防災バッグは、作るだけでは不十分です。
本当に危ないのは、押し入れや収納の奥に入れてしまい、いざ避難するときにすぐ持ち出せないことです。
■①玄関に置く理由は「すぐ動くため」
防災バッグは、避難する瞬間に迷わず持てる場所に置くことが大切です。
玄関、廊下、寝室の出入口など、避難動線上に置いておくと持ち出しやすくなります。
ただし、通路をふさいだり、転倒の原因になったりしない置き方が必要です。
■②中身は最低限に絞る
玄関に置く防災バッグは、家の備蓄すべてを入れるものではありません。
スマホ充電、ライト、現金、身分証コピー、常備薬、少量の水、少量の食料、タオル、雨具、携帯トイレを中心にします。
重くしすぎると、避難時に持てなくなります。
■③家族ごとに必要品を変える
子どもがいる家庭なら、オムツ、着替え、ミルク、食べ慣れたお菓子を入れます。
高齢者がいる家庭なら、薬、お薬手帳、眼鏡、補聴器、入れ歯用品を優先します。
家庭によって必要な中身は違うため、市販セットをそのまま使うだけでは足りない場合があります。
■④被災地では「すぐ持てる場所」が大きな差になった
被災地派遣やLO活動では、備蓄はあるのに、どこに置いたか分からず持ち出せない場面を見てきました。

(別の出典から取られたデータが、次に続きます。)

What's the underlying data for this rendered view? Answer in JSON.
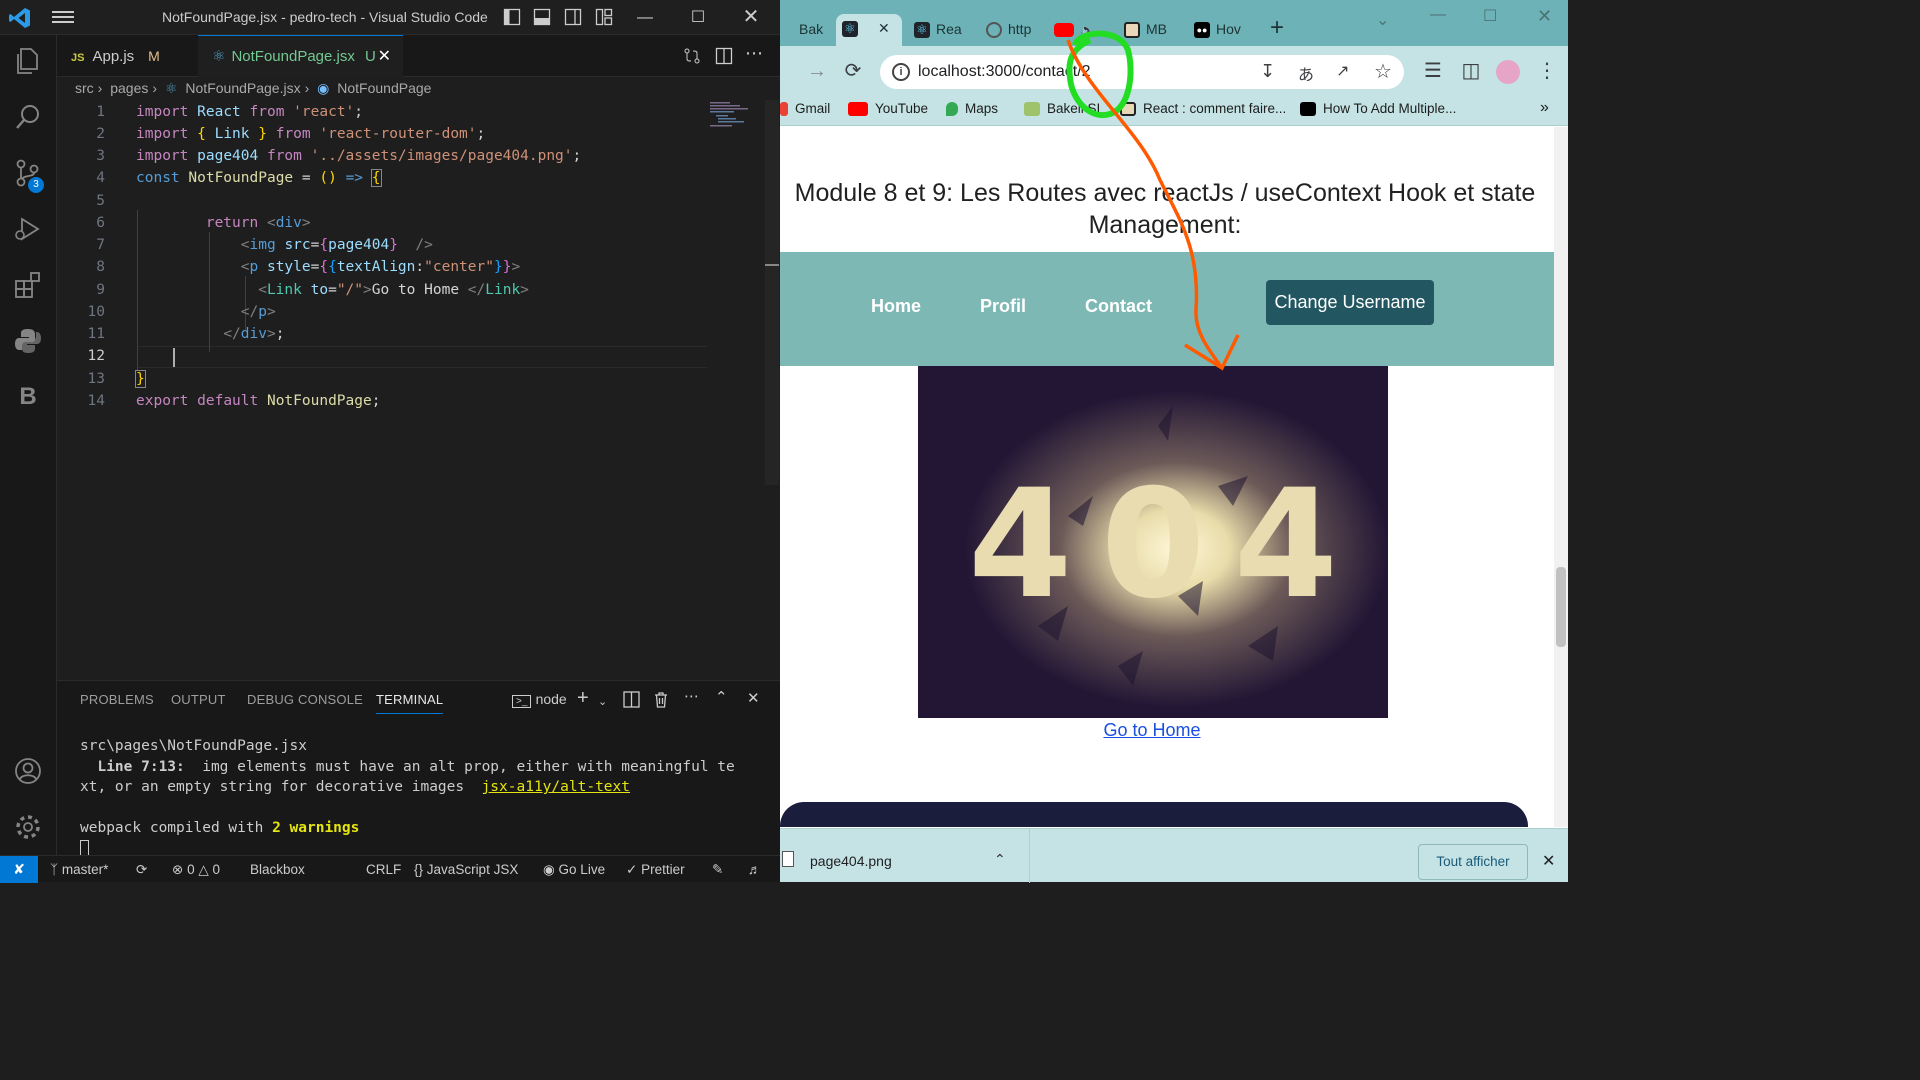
{
  "vscode": {
    "window_title": "NotFoundPage.jsx - pedro-tech - Visual Studio Code",
    "tabs": [
      {
        "icon": "JS",
        "label": "App.js",
        "status": "M"
      },
      {
        "label": "NotFoundPage.jsx",
        "status": "U"
      }
    ],
    "breadcrumb": [
      "src",
      "pages",
      "NotFoundPage.jsx",
      "NotFoundPage"
    ],
    "source_control_badge": "3",
    "line_numbers": [
      "1",
      "2",
      "3",
      "4",
      "5",
      "6",
      "7",
      "8",
      "9",
      "10",
      "11",
      "12",
      "13",
      "14"
    ],
    "code": {
      "l1_import": "import",
      "l1_react": "React",
      "l1_from": "from",
      "l1_str": "'react'",
      "l2_import": "import",
      "l2_link": "Link",
      "l2_from": "from",
      "l2_str": "'react-router-dom'",
      "l3_import": "import",
      "l3_page": "page404",
      "l3_from": "from",
      "l3_str": "'../assets/images/page404.png'",
      "l4_const": "const",
      "l4_name": "NotFoundPage",
      "l4_arrow": "=>",
      "l6_return": "return",
      "l6_div": "div",
      "l7_img": "img",
      "l7_src": "src",
      "l7_val": "page404",
      "l8_p": "p",
      "l8_style": "style",
      "l8_key": "textAlign",
      "l8_val": "\"center\"",
      "l9_link": "Link",
      "l9_to": "to",
      "l9_val": "\"/\"",
      "l9_text": "Go to Home ",
      "l9_close": "Link",
      "l10_p": "p",
      "l11_div": "div",
      "l14_export": "export",
      "l14_default": "default",
      "l14_name": "NotFoundPage"
    },
    "panel_tabs": [
      "PROBLEMS",
      "OUTPUT",
      "DEBUG CONSOLE",
      "TERMINAL"
    ],
    "terminal_shell": "node",
    "terminal": {
      "line1": "src\\pages\\NotFoundPage.jsx",
      "line2_pos": "  Line 7:13:",
      "line2_msg": "  img elements must have an alt prop, either with meaningful te",
      "line3_msg": "xt, or an empty string for decorative images  ",
      "line3_rule": "jsx-a11y/alt-text",
      "line5_a": "webpack compiled with ",
      "line5_b": "2 warnings"
    },
    "status": {
      "branch": "master*",
      "errors": "0",
      "warnings": "0",
      "blackbox": "Blackbox",
      "eol": "CRLF",
      "language": "JavaScript JSX",
      "golive": "Go Live",
      "prettier": "Prettier"
    }
  },
  "chrome": {
    "tabs": [
      "Bak",
      "Rea",
      "http",
      "MB",
      "Hov"
    ],
    "url": "localhost:3000/contact/2",
    "bookmarks": [
      "Gmail",
      "YouTube",
      "Maps",
      "Bakeli SI",
      "React : comment faire...",
      "How To Add Multiple..."
    ],
    "page": {
      "heading": "Module 8 et 9: Les Routes avec reactJs / useContext Hook et state Management:",
      "nav": [
        "Home",
        "Profil",
        "Contact"
      ],
      "button": "Change Username",
      "image_text": "404",
      "link": "Go to Home"
    },
    "download": {
      "file": "page404.png",
      "show_all": "Tout afficher"
    }
  }
}
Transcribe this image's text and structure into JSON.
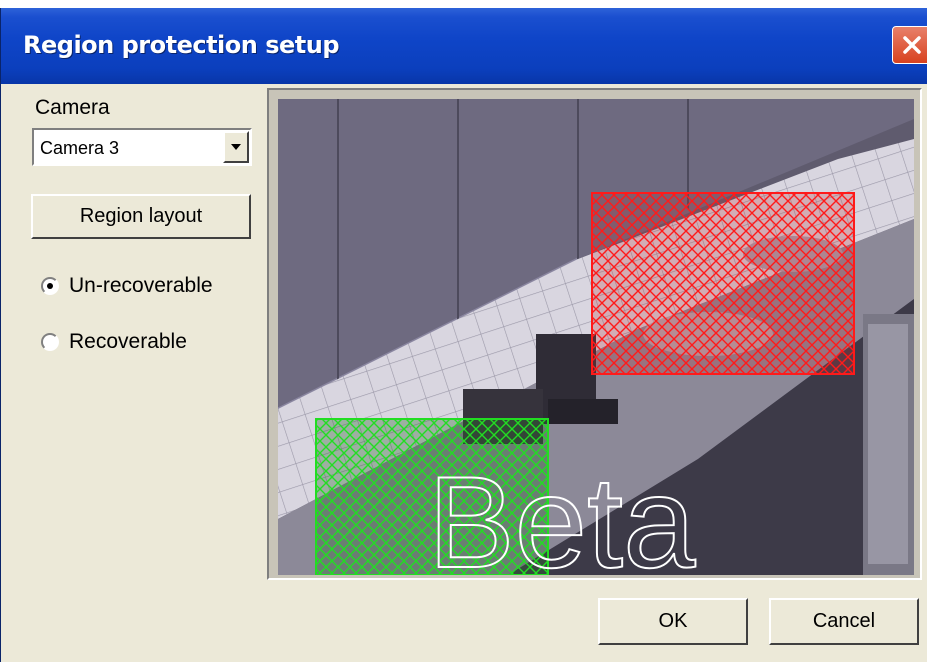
{
  "window": {
    "title": "Region protection setup"
  },
  "left_panel": {
    "camera_label": "Camera",
    "camera_select": {
      "value": "Camera 3"
    },
    "region_layout_button": "Region layout",
    "radios": [
      {
        "label": "Un-recoverable",
        "checked": true
      },
      {
        "label": "Recoverable",
        "checked": false
      }
    ]
  },
  "preview": {
    "watermark": "Beta",
    "regions": [
      {
        "name": "red-region",
        "color": "#ff1a1a"
      },
      {
        "name": "green-region",
        "color": "#22dd22"
      }
    ]
  },
  "buttons": {
    "ok": "OK",
    "cancel": "Cancel"
  }
}
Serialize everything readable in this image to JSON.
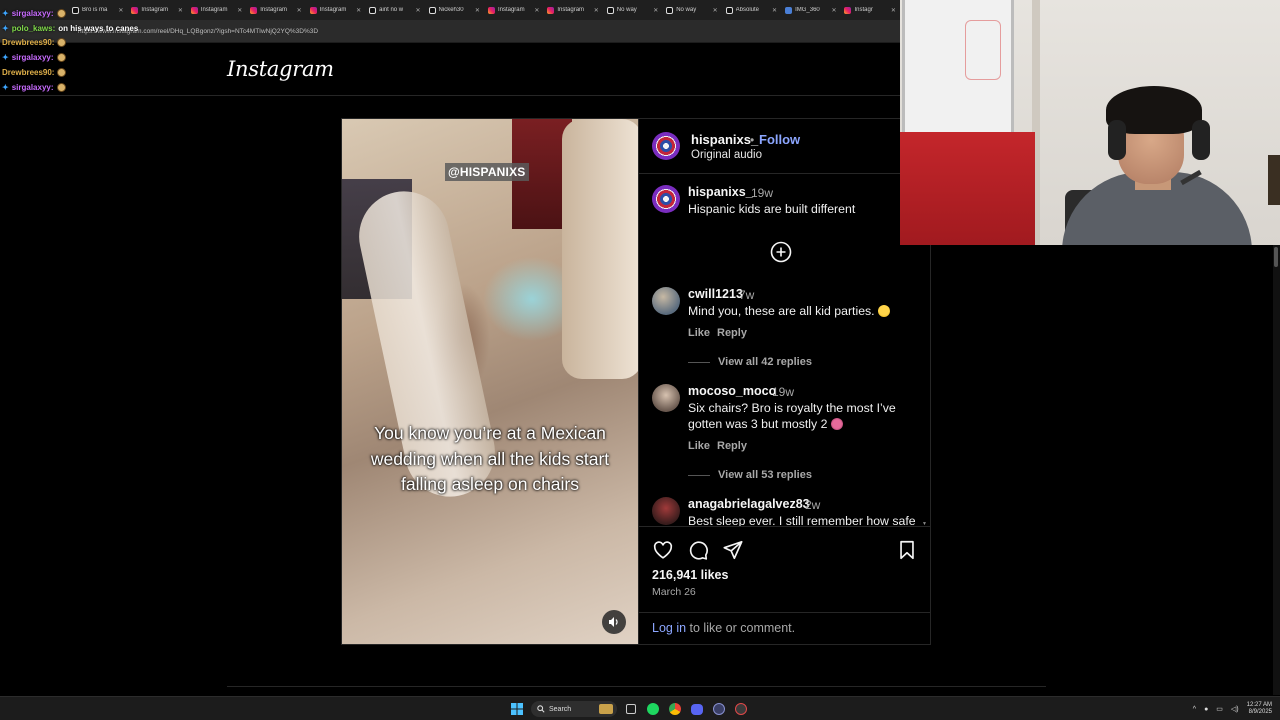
{
  "browser": {
    "tabs": [
      {
        "label": "Bro is ma",
        "favicon": "tiktok-icon"
      },
      {
        "label": "Instagram",
        "favicon": "instagram-icon"
      },
      {
        "label": "Instagram",
        "favicon": "instagram-icon"
      },
      {
        "label": "Instagram",
        "favicon": "instagram-icon"
      },
      {
        "label": "Instagram",
        "favicon": "instagram-icon"
      },
      {
        "label": "aint no w",
        "favicon": "tiktok-icon"
      },
      {
        "label": "Nickeh30",
        "favicon": "tiktok-icon"
      },
      {
        "label": "Instagram",
        "favicon": "instagram-icon"
      },
      {
        "label": "Instagram",
        "favicon": "instagram-icon"
      },
      {
        "label": "No way",
        "favicon": "tiktok-icon"
      },
      {
        "label": "No way",
        "favicon": "tiktok-icon"
      },
      {
        "label": "Absolute",
        "favicon": "tiktok-icon"
      },
      {
        "label": "IMG_360",
        "favicon": "image-icon"
      },
      {
        "label": "Instagr",
        "favicon": "instagram-icon"
      }
    ],
    "url": "https://www.instagram.com/reel/DHq_LQBgonz/?igsh=NTc4MTIwNjQ2YQ%3D%3D"
  },
  "chat": [
    {
      "user": "sirgalaxyy:",
      "color": "#c86bff",
      "message": "",
      "badge": true
    },
    {
      "user": "polo_kaws:",
      "color": "#7fd84a",
      "message": "on his ways to canes",
      "badge": true
    },
    {
      "user": "Drewbrees90:",
      "color": "#e0b04a",
      "message": "",
      "badge": false
    },
    {
      "user": "sirgalaxyy:",
      "color": "#c86bff",
      "message": "",
      "badge": true
    },
    {
      "user": "Drewbrees90:",
      "color": "#e0b04a",
      "message": "",
      "badge": false
    },
    {
      "user": "sirgalaxyy:",
      "color": "#c86bff",
      "message": "",
      "badge": true
    }
  ],
  "instagram": {
    "logo": "Instagram",
    "post": {
      "watermark": "@HISPANIXS",
      "video_caption": "You know you’re at a Mexican wedding when all the kids start falling asleep on chairs",
      "author": "hispanixs_",
      "dot": "•",
      "follow_label": "Follow",
      "audio": "Original audio",
      "caption": {
        "user": "hispanixs_",
        "time": "19w",
        "text": "Hispanic kids are built different"
      },
      "comments": [
        {
          "user": "cwill1213",
          "time": "7w",
          "text": "Mind you, these are all kid parties.",
          "emoji": "laugh-emoji",
          "like": "Like",
          "reply": "Reply",
          "replies": "View all 42 replies"
        },
        {
          "user": "mocoso_moco",
          "time": "19w",
          "text": "Six chairs? Bro is royalty the most I’ve gotten was 3 but mostly 2",
          "emoji": "eyes-emoji",
          "like": "Like",
          "reply": "Reply",
          "replies": "View all 53 replies"
        },
        {
          "user": "anagabrielagalvez83",
          "time": "2w",
          "text": "Best sleep ever. I still remember how safe"
        }
      ],
      "likes": "216,941 likes",
      "date": "March 26",
      "login_link": "Log in",
      "login_suffix": " to like or comment."
    }
  },
  "taskbar": {
    "search_label": "Search",
    "time": "12:27 AM",
    "date": "8/9/2025"
  }
}
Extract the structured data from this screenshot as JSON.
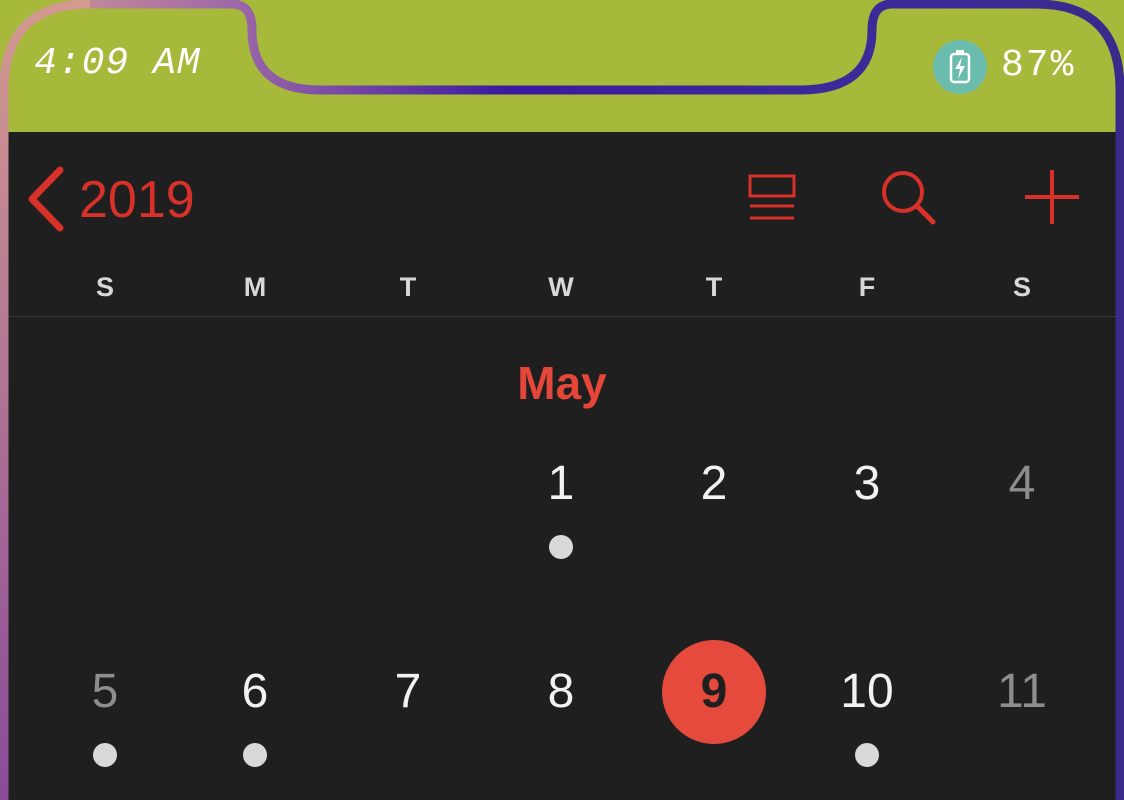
{
  "status_bar": {
    "time": "4:09 AM",
    "battery_percent": "87%",
    "battery_icon": "battery-charging-icon"
  },
  "nav": {
    "back_icon": "chevron-left-icon",
    "year": "2019",
    "list_icon": "list-view-icon",
    "search_icon": "search-icon",
    "add_icon": "plus-icon"
  },
  "weekdays": [
    "S",
    "M",
    "T",
    "W",
    "T",
    "F",
    "S"
  ],
  "month": "May",
  "week1": [
    {
      "day": "1",
      "has_event": true,
      "weekend": false,
      "today": false
    },
    {
      "day": "2",
      "has_event": false,
      "weekend": false,
      "today": false
    },
    {
      "day": "3",
      "has_event": false,
      "weekend": false,
      "today": false
    },
    {
      "day": "4",
      "has_event": false,
      "weekend": true,
      "today": false
    }
  ],
  "week2": [
    {
      "day": "5",
      "has_event": true,
      "weekend": true,
      "today": false
    },
    {
      "day": "6",
      "has_event": true,
      "weekend": false,
      "today": false
    },
    {
      "day": "7",
      "has_event": false,
      "weekend": false,
      "today": false
    },
    {
      "day": "8",
      "has_event": false,
      "weekend": false,
      "today": false
    },
    {
      "day": "9",
      "has_event": false,
      "weekend": false,
      "today": true
    },
    {
      "day": "10",
      "has_event": true,
      "weekend": false,
      "today": false
    },
    {
      "day": "11",
      "has_event": false,
      "weekend": true,
      "today": false
    }
  ],
  "colors": {
    "accent": "#e64a3d",
    "status_bar_bg": "#a6b93a",
    "app_bg": "#1f1f1f",
    "battery_badge": "#6abcad"
  }
}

災害時は、探す時間そのものが不安と遅れにつながります。
元消防職員・防災士として見ると、防災バッグは「中身」だけでなく「置き場所」まで決めて初めて備えになります。
■⑤定期的に中身を見直す
玄関に置いたままの防災バッグは、入れっぱなしになりがちです。
水や食料の期限、電池切れ、薬の期限、子どもの服のサイズ、季節に合う防寒・暑さ対策を定期的に確認します。
年に2回、梅雨前と台風前などに見直すと続けやすくなります。
■まとめ|玄関の防災バッグは軽く、すぐ持てる中身にする
結論:玄関に置く防災バッグは、避難時にすぐ持てる場所へ置き、スマホ充電・ライト・現金・薬・水・食料・雨具・携帯トイレなど最低限に絞ることが大切です。
玄関の防災バッグで一番危ないのは、重くしすぎたり収納の奥に置いたりして、避難時に持ち出せないことです。